Meteor 10 Times Stronger Than Hiroshima Bomb Fell Into The Sea In December

In December, military satellites observed a meteor blast over the Bering Sea that reportedly exploded with 10 times more energy than the bomb dropped on Hiroshima, Japan. The meteor fell through the atmosphere on December 18 around noon at about 71,000 miles per hour, BBC News reported.

After Air Force satellites discovered light from the fireball, they alerted NASA, which estimated that the meteor was several feet wide and exploded about 15 miles above the surface of the ocean. Scientists revealed that the blast released energy equivalent to 15,000 tons of TNT. An explosion that size is expected only two or three times every hundred years, Lindley Johnson, a NASA planetary defense officer, told BBC News.

Kelly Fast, near-earth objects observations program manager at NASA, told BBC News that we are lucky that the explosion occurred over water.

“That’s another thing we have in our defense, there’s plenty of water on the planet.”

Because the explosion did take place over the sea and people were not around to record it, the event simply didn’t make the news, according to Fast.
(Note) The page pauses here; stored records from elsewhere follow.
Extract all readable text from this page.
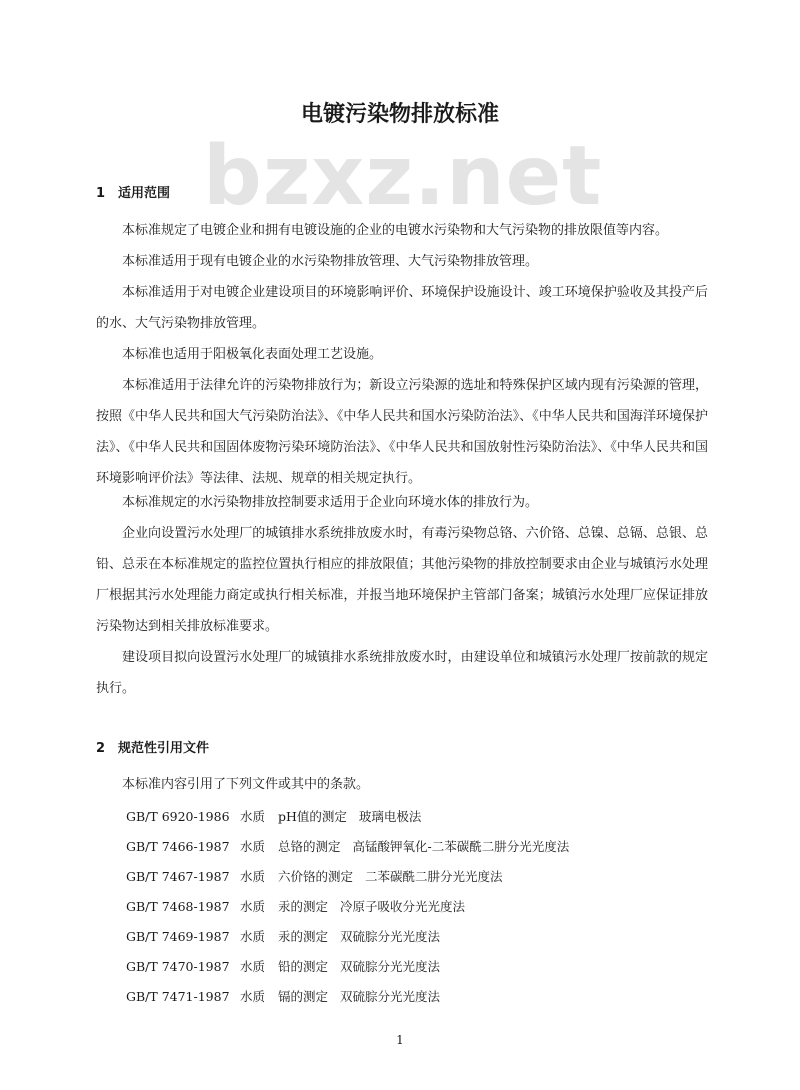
bzxz.net
电镀污染物排放标准
1 适用范围

本标准规定了电镀企业和拥有电镀设施的企业的电镀水污染物和大气污染物的排放限值等内容。

本标准适用于现有电镀企业的水污染物排放管理、大气污染物排放管理。

本标准适用于对电镀企业建设项目的环境影响评价、环境保护设施设计、竣工环境保护验收及其投产后的水、大气污染物排放管理。

本标准也适用于阳极氧化表面处理工艺设施。

本标准适用于法律允许的污染物排放行为；新设立污染源的选址和特殊保护区域内现有污染源的管理，按照《中华人民共和国大气污染防治法》、《中华人民共和国水污染防治法》、《中华人民共和国海洋环境保护法》、《中华人民共和国固体废物污染环境防治法》、《中华人民共和国放射性污染防治法》、《中华人民共和国环境影响评价法》等法律、法规、规章的相关规定执行。

本标准规定的水污染物排放控制要求适用于企业向环境水体的排放行为。

企业向设置污水处理厂的城镇排水系统排放废水时，有毒污染物总铬、六价铬、总镍、总镉、总银、总铅、总汞在本标准规定的监控位置执行相应的排放限值；其他污染物的排放控制要求由企业与城镇污水处理厂根据其污水处理能力商定或执行相关标准，并报当地环境保护主管部门备案；城镇污水处理厂应保证排放污染物达到相关排放标准要求。

建设项目拟向设置污水处理厂的城镇排水系统排放废水时，由建设单位和城镇污水处理厂按前款的规定执行。

2 规范性引用文件

本标准内容引用了下列文件或其中的条款。

GB/T 6920-1986 水质 pH值的测定 玻璃电极法
GB/T 7466-1987 水质 总铬的测定 高锰酸钾氧化-二苯碳酰二肼分光光度法
GB/T 7467-1987 水质 六价铬的测定 二苯碳酰二肼分光光度法
GB/T 7468-1987 水质 汞的测定 冷原子吸收分光光度法
GB/T 7469-1987 水质 汞的测定 双硫腙分光光度法
GB/T 7470-1987 水质 铅的测定 双硫腙分光光度法
GB/T 7471-1987 水质 镉的测定 双硫腙分光光度法
1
Johnson said the meteor entered the atmosphere near routes commercial planes use when flying between North America and Asia, so airlines are being asked if any passengers reported a sighting.

However, satellites captured the fireball, which appeared as a small orange dot over the vast sea.

This isn’t the first time Russia has experienced a close call with a meteor. On February 15, 2013, a meteor injured more than 1,000 people and did considerable damaged when it exploded over Russia’s Chelyabinsk Oblast.

BBC News reported that the meteor landing in the Bering Sea without detection or warning is a reminder that agencies need to work on improving monitoring systems on earth and in space.

NASA and JPL are working on a mission concept that would help scientists discover and characterize asteroids that are larger than 400 feet wide. It involves placing a large telescope in space that would help identify such objects. Amy Mainzer, chief scientist on NeoCam at JPL, said the idea is to identify 90 percent of near-earth asteroids so there won’t be any surprises like the one over the Bering Sea.

Once an asteroid is detected, NASA can calculate where on earth it may hit. The organization has experienced success in the past gauging where an asteroid will strike.

The Center for Near Earth Object Studies records data specifically to help detect close approaches and impact risks of space objects near earth.